Der ÖVP-Wahlkampf wird von der Agentur „Headquarter" betreut. Die Wahlinformation des Innenministeriums auch. Die Werbesujets ähneln einander frappant. Ist das nicht etwas problematisch?

Strasser: Welcher Agentur sich die Partei bedient, ist ihre Angelegenheit. Das Werbekonzept stand fest, bevor ich Kandidat wurde. Ich habe keine Ahnung, welche Aufträge die Agentur sonst hat. Das müssen Sie den Wahlkampfmanager fragen.

Es ist doch kein Geheimnis, dass „Headquarter" auch für das Innenministerium arbeitet.

Strasser: Ich weiß das nicht. Es ist auch nicht mein Job. Es geht mich, ehrlich gesagt, auch nichts an.

Aber es wirft eine schiefe Optik auf Sie und die ÖVP. Zum Beispiel arbeitet bei „Headquarter" Ihr damaliger Kabinettschef Christoph Ulmer. Ein Zufall?

Strasser: Sie sind der erste, der mich auf so etwas anspricht. Ich hab das gar nicht gewusst.

Aus Ihrer Sicht als früherer Innenminister: Wie soll die EU den Strom von Asylwerbern stoppen?

Strasser: Erstens durch offensivere Außenpolitik. Menschen laufen ja nicht aus Spaß von zu Hause davon. Die EU muss sich also dringend um Afrika kümmern. Zweitens brauchen wir einheitliche EU-Regeln dafür, wer unter welchen Umständen kommen darf.

Seit Jahren arbeitet die EU an so einer einheitlichen Asylrichtlinie. Jetzt, im Wahlkampf, wird hinsichtlich dieser Richtlinie aber nur von Asylmissbrauch gesprochen . . .
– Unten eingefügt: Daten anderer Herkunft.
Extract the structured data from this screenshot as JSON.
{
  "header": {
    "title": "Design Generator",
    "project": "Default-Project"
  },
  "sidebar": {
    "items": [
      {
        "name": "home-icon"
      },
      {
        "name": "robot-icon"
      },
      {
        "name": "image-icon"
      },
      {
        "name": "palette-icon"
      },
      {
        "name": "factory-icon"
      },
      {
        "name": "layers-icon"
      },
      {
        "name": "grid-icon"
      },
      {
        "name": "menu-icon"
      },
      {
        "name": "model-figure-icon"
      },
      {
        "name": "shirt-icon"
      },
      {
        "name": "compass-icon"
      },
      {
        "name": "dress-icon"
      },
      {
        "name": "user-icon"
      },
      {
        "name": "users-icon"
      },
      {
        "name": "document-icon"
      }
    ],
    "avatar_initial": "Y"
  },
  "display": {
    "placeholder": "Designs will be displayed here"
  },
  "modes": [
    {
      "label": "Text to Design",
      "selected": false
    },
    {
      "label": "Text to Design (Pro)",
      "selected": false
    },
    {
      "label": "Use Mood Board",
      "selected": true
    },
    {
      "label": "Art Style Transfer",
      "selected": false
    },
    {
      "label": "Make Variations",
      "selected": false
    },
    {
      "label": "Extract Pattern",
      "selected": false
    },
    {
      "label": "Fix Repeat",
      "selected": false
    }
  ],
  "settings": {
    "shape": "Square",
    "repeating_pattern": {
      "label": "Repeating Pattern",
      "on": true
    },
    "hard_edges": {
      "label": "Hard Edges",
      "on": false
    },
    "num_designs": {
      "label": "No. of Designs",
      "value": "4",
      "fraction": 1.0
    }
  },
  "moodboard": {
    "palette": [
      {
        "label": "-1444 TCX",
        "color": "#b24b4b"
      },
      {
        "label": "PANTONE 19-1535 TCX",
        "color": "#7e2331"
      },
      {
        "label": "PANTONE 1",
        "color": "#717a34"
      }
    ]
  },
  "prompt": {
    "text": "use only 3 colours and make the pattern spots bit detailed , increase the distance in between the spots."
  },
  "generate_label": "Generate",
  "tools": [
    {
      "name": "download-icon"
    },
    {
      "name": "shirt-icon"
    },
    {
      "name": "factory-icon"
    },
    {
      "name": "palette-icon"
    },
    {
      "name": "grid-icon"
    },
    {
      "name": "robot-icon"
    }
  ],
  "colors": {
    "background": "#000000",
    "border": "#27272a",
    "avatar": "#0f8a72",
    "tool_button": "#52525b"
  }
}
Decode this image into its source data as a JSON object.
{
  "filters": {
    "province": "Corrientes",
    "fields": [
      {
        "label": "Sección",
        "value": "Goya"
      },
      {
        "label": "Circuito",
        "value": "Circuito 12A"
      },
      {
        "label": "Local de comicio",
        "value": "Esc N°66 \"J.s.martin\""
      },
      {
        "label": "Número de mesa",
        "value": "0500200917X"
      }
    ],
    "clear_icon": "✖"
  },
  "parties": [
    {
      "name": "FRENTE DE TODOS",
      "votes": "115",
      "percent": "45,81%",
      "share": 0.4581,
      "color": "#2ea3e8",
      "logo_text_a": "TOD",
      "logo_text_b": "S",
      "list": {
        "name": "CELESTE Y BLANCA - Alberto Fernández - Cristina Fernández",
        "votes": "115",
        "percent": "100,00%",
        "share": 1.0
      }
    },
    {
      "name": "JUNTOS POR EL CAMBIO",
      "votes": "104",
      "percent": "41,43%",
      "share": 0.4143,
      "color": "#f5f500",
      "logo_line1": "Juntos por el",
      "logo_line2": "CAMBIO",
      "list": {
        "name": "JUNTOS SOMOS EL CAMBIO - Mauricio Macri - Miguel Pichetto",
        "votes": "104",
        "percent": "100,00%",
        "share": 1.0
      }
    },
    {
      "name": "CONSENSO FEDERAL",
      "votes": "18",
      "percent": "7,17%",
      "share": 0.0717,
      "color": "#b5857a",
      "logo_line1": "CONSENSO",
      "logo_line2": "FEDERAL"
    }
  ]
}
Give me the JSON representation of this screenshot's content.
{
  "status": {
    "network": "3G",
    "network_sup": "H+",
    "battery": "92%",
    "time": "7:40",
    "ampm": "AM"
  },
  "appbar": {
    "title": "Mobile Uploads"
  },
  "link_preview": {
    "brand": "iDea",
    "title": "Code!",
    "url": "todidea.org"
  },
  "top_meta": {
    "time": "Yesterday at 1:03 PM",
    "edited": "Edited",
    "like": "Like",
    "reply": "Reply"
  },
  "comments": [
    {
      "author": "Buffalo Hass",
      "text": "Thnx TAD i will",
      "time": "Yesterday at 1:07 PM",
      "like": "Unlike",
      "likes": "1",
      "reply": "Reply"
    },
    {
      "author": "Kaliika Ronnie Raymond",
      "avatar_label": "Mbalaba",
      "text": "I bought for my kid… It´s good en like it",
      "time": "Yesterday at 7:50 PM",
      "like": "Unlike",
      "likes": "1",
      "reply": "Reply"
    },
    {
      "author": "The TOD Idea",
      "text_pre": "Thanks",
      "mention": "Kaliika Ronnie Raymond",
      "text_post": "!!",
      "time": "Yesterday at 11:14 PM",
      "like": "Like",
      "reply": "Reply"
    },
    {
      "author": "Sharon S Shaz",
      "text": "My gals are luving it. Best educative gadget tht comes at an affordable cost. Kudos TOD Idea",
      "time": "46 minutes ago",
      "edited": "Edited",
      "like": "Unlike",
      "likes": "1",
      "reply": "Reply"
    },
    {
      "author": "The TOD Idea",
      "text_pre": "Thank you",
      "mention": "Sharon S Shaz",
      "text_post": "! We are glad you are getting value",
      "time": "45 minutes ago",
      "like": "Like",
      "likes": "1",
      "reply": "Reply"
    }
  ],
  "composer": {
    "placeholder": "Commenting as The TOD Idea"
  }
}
Strasser: Den gibt es tatsächlich.

In welchem Punkt?

Strasser: Bei der Ausweitung des Familienbegriffs. Würde das Gesetz werden, was Sozialisten und Grüne durchgeboxt haben, hätten wir einen rasanten Anstieg der Asylwerberzahl. Zudem brächte das zusätzliche Spannung auf dem ohnehin schon angespannten Arbeitsmarkt.

Was wäre so schlimm, wenn Asylwerber nach sechs Monaten arbeiten dürfen? Das könnte die Innenminister motivieren, die Verfahren zu beschleunigen.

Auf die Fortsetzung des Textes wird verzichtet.